UK Inflation Tumbles in October
Last month already, UK inflation began what is likely to be a steep descent which will probably see headline inflation fall convincingly below the Bank of England's target during 2H 2009 with a small risk of outright deflation, in our view. In October there was a much sharper than expected drop across the board for UK inflation measures. Headline CPI inflation declined to 4.5% year-over-year from 5.2% in September (consensus: 4.8%). The October drop was the first deceleration in the year-over-year rate since August 2007 and also the largest since the series was created in 1997. Even excluding volatile food and energy components, inflation fell below the 2% target to 1.9% in October from 2.2%. This was the first fall in the year-over-year core rate in 8 months and signalled that---as the economy contracted through into 4Q---disinflationary forces were not confined to the commodity space alone. Finally, RPI inflation, which is often used as a benchmark for wage agreements, fell to 4.2% in October from 5.0% (consensus: 4.5%). This was the biggest monthly decline in the year-over-year RPI inflation rate since January 1993.
Unsurprisingly, the largest downward effect on CPI inflation came from fuel & lubricants given the roughly 30% collapse in oil prices last month. According to the ONS, the average price of petrol fell by 7.1 pence per litre between September and October compared with a rise of 2.7 pence last year. As a result, the fuel & lubricant sub-component slumped 6.1% mom in October compared with a 2.8% mom gain the same time last year. Combined with a 6.2% mom fall in the price of airfares and a 12.1% plunge in the price of sea travel, the overall transport component alone subtracted 0.5 percentage points off the year-over-year inflation rate.
The reduction in inflation pressures was not confined to the energy space. Food & non alcoholic beverage prices rose only 0.4% mom in October compared to a 1.6% mom surge a year ago. This subtracted a further 0.11 percentage points off year-over-year inflation. The only modest rise in food prices was caused principally by a 1.4% mom decline in the price of meat, partially offset by a 2.4% mom rise in the price of dairy products. There were also downward effects (-0.07 percentage points) from recreation & culture due to lower prices of DVDs and computer games. In addition, university tuition fees rose by only 6.2% mom last month following a 8.4% rise a year ago. This subtracted a further 0.04 percentage points off year-over-year inflation. There were also signs of sharper discounting on the High Street with prices for clothing & footwear down 0.6% mom in October whereas they were broadly flat 12 months prior. As the economy continues to contract and unemployment surges in coming quarters, we expect to see more aggressive price discounting from retailers which will further depress inflation in coming months, in our view.

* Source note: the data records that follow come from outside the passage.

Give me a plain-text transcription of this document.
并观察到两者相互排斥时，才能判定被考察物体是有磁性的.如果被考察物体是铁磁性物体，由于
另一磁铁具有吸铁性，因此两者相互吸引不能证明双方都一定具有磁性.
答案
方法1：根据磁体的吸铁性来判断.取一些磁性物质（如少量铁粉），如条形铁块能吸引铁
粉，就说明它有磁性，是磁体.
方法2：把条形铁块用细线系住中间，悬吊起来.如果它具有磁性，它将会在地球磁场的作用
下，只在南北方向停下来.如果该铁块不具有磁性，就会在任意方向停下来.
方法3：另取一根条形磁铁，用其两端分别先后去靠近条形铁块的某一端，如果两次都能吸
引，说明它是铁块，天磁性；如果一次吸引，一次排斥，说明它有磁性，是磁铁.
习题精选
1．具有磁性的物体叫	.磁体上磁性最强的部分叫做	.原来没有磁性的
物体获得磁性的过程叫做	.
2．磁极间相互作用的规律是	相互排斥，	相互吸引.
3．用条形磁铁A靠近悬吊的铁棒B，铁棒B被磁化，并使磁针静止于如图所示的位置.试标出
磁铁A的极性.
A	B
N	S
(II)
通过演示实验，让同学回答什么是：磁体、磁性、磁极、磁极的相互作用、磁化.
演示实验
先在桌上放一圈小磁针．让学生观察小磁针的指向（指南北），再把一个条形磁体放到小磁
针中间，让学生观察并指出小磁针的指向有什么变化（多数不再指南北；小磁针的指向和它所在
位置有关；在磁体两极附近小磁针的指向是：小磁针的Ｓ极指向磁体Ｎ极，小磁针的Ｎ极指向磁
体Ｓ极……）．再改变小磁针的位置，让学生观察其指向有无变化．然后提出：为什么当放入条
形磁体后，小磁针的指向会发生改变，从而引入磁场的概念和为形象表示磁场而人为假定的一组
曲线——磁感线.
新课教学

Since RPI inflation includes a measure of house prices---which the CPI index does not---it could become negative next year as the full effect of the slump in house prices feeds through. The fall in RPI inflation last month was slightly greater than on the CPI measure (0.8% points versus 0.7% points, respectively). With food and energy price changes similar across the two indices, it appeared that housing costs made up the difference by subtracting 0.08 percentage points off year-over-year RPI inflation. Last month, the house price subcomponent in RPI fell 1.6% mom. However, this was partly offset by a 1.0% rise in rent---incorporated also into the CPI index. The 'housing depreciation' component in RPI tends to lag the main house price measures by at least 3 months. Currently, this measure shows house prices falling only 3.6% year-over-year, not nearly as severe as the roughly 15% year-over-year declines in the Halifax and Nationwide house price indicators, for instance. As the housing depreciation component likely catches up with more standard house price measures in coming months, it will exert an increasingly severe downward effect on RPI inflation which could fall below zero during next year.
The sharp drop in consumer price inflation last month is likely only the start of a process which could lead to a significant undershoot of the BoE's 2% target during 2H 2009. In part, the greater than expected drop in inflation last month validates the BoE's dramatic 150bp rate cut to 3.0% in November. Quite simply, with the economy already in recession and inflationary pressures in reverse following the slump in oil prices, rates at the 4.5% level were too restrictive, in our view. Today's sharp drop in inflation also keeps the door wide open for a deep 100bp cut to 2% at the MPC's December 3-4th meeting. We would not rule out an even larger cut next month as the MPC grapples with a sharply deflating economy.